この状態で釣りができる場所は船着きか、南西の平らな高い足場か・・・。
穏やかな船着きには従弟とIさんがさっさと入ってしまいました。僕は南西向きに入り、またしても時化と真正面から戦うハメに。


釣り座から海面までは5〜6mはあるでしょうか。しかし激しい波の塊が頭上から容赦なく降り注いできます。
40cmのバッカンも瞬く間に海水で一杯になってしまいました。もっともバッカンの中身はボイル単品なので、先の雨も今の飛沫も全然気を使わなくていいのが本当に楽です。
6mのタモなら届かないこともないでしょうが、この激しいうねりでタモの柄を真っ二つに折られるだけならまだしも、一人でタモ入れしている時に大波を食らったらバランスを失って転落。命の危険も伴います。
と言うことで掛かった魚をぶち抜くためにも竿は3号、ハリスも道糸も5号をセット。
ここは尾長の60オーバーも出るポイントですが、今日は掛かったとしても足元に寄せるだけかも。

はるか沖合いまで延びるサラシ、洗濯機のように白一色の足元。
しかしエサトリは関係なくその中に入ってきます。
真っ白な中、ウキ下矢引きでもバンバン餌を掠め取っていきます。
尾長にエサトリを蹴散らしてもらうしかないと辛抱しながら釣っていくと、ついに食ってくれました。尾長が!
ただし15cmを2尾・・・。

夕釣りは5時から。その時間になると不思議とエサトリが消え、俄然グレが幅を利かせ始めるといいます。
サラシの中で40cmの口太が食ったとき、ちょうど時計の針は5時を指していました。
予定通り一気にゴボウ抜き。

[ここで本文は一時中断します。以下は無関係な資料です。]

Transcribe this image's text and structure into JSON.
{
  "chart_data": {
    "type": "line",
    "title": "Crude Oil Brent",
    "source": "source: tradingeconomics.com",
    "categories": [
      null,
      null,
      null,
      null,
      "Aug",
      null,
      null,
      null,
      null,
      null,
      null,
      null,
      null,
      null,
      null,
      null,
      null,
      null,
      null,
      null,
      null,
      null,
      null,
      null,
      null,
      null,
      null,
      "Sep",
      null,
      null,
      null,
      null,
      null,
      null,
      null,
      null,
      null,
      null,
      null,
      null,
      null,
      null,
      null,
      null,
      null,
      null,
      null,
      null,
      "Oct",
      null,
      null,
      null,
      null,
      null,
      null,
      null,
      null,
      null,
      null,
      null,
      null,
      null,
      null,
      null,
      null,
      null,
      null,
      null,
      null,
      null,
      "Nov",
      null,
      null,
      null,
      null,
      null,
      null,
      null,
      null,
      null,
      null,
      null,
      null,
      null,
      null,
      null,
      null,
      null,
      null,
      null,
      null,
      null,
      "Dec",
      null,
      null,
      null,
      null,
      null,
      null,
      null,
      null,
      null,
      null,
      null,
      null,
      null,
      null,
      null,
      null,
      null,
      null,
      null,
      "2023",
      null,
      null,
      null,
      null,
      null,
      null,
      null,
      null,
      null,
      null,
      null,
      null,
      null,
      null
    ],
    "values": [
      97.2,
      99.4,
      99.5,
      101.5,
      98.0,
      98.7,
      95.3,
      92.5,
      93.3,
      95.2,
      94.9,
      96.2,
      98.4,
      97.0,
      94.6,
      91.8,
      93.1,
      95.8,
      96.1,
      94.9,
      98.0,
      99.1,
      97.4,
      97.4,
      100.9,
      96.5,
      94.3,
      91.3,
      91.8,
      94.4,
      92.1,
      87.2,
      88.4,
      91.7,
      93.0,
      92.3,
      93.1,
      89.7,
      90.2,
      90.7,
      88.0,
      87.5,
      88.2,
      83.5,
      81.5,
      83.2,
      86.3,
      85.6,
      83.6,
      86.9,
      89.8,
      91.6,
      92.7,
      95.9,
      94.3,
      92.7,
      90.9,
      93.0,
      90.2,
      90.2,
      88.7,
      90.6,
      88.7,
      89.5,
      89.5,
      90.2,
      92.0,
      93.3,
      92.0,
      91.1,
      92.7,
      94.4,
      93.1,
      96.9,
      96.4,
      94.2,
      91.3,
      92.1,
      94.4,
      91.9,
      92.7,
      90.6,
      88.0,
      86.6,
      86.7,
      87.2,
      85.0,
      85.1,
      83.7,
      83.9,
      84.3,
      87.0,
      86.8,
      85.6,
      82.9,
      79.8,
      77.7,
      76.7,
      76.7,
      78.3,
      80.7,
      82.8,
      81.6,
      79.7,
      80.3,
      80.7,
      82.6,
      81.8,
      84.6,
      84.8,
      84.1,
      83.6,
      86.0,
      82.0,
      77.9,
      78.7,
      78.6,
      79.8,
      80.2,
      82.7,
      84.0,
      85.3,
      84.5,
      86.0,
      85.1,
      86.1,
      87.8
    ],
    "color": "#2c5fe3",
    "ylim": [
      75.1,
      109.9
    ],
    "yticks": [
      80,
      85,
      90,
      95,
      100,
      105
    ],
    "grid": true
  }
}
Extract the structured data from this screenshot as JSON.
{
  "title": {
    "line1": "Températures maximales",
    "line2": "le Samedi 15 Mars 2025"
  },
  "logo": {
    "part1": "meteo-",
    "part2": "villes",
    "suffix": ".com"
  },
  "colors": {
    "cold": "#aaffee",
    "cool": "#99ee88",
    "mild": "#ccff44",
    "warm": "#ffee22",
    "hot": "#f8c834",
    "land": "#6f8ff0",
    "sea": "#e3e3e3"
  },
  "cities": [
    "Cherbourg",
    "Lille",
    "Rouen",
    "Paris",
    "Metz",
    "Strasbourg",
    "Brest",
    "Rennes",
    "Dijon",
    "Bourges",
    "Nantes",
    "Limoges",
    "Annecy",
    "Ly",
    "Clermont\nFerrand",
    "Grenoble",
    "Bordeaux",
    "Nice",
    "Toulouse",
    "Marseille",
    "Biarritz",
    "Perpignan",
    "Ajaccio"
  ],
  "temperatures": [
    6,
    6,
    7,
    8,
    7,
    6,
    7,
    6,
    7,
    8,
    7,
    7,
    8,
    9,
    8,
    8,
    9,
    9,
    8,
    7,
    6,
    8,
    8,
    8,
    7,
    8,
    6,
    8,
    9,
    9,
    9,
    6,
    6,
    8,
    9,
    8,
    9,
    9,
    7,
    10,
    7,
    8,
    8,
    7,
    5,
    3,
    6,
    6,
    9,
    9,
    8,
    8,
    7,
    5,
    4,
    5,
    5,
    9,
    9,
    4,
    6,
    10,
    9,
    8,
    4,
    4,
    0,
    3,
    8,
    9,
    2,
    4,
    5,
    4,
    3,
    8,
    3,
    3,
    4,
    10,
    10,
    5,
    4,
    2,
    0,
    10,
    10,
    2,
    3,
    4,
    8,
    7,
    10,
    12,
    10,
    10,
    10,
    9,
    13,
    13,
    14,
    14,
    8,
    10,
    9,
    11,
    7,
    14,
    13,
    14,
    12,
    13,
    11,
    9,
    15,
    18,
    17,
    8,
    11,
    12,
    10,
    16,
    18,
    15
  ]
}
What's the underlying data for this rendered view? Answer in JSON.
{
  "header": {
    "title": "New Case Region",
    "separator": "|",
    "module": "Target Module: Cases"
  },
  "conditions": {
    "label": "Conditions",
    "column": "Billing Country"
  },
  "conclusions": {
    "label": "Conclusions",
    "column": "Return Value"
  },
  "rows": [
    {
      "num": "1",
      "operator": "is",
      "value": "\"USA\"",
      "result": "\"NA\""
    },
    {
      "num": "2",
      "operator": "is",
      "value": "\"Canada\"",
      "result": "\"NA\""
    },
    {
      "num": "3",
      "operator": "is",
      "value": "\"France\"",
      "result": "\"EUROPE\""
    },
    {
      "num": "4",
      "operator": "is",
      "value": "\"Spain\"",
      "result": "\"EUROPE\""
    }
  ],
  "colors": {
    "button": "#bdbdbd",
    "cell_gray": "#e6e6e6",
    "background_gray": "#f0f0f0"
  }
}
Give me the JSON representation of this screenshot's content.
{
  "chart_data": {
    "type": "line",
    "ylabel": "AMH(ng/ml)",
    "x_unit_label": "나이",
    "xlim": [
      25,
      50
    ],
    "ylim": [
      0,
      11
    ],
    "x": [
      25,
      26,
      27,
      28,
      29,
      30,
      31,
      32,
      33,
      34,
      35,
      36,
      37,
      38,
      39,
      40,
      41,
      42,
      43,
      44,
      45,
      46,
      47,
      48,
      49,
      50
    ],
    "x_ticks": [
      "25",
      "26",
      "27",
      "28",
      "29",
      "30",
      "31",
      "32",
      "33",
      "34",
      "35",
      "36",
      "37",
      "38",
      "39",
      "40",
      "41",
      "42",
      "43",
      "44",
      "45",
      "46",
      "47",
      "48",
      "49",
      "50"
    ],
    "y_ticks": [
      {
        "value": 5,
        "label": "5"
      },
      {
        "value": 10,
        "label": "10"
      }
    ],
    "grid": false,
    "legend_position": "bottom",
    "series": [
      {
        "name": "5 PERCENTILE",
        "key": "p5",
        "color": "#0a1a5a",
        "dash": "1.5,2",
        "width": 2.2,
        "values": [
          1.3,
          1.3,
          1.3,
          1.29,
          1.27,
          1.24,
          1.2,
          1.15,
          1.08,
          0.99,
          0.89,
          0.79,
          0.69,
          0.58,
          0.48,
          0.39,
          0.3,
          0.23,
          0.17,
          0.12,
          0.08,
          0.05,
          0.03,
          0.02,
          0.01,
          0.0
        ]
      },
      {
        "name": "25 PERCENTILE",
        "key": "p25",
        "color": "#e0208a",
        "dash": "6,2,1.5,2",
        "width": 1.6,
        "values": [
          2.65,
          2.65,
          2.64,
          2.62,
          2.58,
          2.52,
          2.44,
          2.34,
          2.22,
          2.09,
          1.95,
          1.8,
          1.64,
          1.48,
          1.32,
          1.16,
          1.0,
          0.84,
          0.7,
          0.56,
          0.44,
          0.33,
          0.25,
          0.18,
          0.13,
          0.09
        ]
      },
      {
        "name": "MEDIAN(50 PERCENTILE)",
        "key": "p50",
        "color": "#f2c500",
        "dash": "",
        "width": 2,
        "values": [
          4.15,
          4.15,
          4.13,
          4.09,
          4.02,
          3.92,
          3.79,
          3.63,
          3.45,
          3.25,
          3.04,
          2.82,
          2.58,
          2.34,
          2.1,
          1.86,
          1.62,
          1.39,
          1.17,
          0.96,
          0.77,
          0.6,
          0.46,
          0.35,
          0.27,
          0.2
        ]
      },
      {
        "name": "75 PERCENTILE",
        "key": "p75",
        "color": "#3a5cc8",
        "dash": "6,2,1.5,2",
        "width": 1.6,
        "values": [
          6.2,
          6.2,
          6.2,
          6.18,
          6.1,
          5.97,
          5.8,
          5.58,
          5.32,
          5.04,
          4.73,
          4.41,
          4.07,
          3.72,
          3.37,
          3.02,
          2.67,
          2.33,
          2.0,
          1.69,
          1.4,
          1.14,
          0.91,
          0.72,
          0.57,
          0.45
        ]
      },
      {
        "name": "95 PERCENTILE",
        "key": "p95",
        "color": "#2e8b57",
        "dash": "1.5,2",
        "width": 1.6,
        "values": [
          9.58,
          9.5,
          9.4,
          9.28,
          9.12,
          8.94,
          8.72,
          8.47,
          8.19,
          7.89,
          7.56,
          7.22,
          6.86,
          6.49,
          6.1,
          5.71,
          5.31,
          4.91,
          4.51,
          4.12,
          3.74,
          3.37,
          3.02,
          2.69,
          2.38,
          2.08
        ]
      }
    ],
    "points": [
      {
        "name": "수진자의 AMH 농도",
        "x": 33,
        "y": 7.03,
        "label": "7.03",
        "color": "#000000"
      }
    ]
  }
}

クーラーに収めてさあこれから!と思ったのですが、それ以降は何にも餌すら取られず、またしても尾長の乱舞すら見られずに無念の納竿になってしまいました。
沖の島・鵜来に通い始めて随分経ちましたが、実は未だに一度も尾長の乱舞というものを見たことが無いんです。
いつもあまりにも荒れすぎて居たとしても全然見えないというのもあるのですが・・・。
生きているうちに一度くらいはこの目で見てみたいものです。ほんま。


釣りやすそうな船着きに入っていた従弟は40cmちょいまででしたが、尾長を中心に6枚くらい釣っていました。
足元に広がるサラシを飛び越えて先端のポイントのサラシから何枚も引き出したようです。
ノコバエ先端は本当に素晴らしい潮目が走っていましたし、もしうねりがもっと小さくて先端に入れていたとしたら全員で心から夕釣りを楽しめていたことでしょう。


期待した今回の釣行でしたが、いつもどおり天候に苦しめられ、ブチブチも味わえず、反省点ばかりを残して終了してしまいました。
でもやっぱり夕釣りは楽しい♪
また挑戦せずにはいられないでしょう。

南西向きの釣り座からクワンバエ方向。
この釣り座まで軽々届く波を頭から
被りながら釣っていました。
ノコバエの頂上から北方向。
一番奥が2002年に日本記録、67.5cmの
口太が出、巨大尾長も出るノコの地の3番。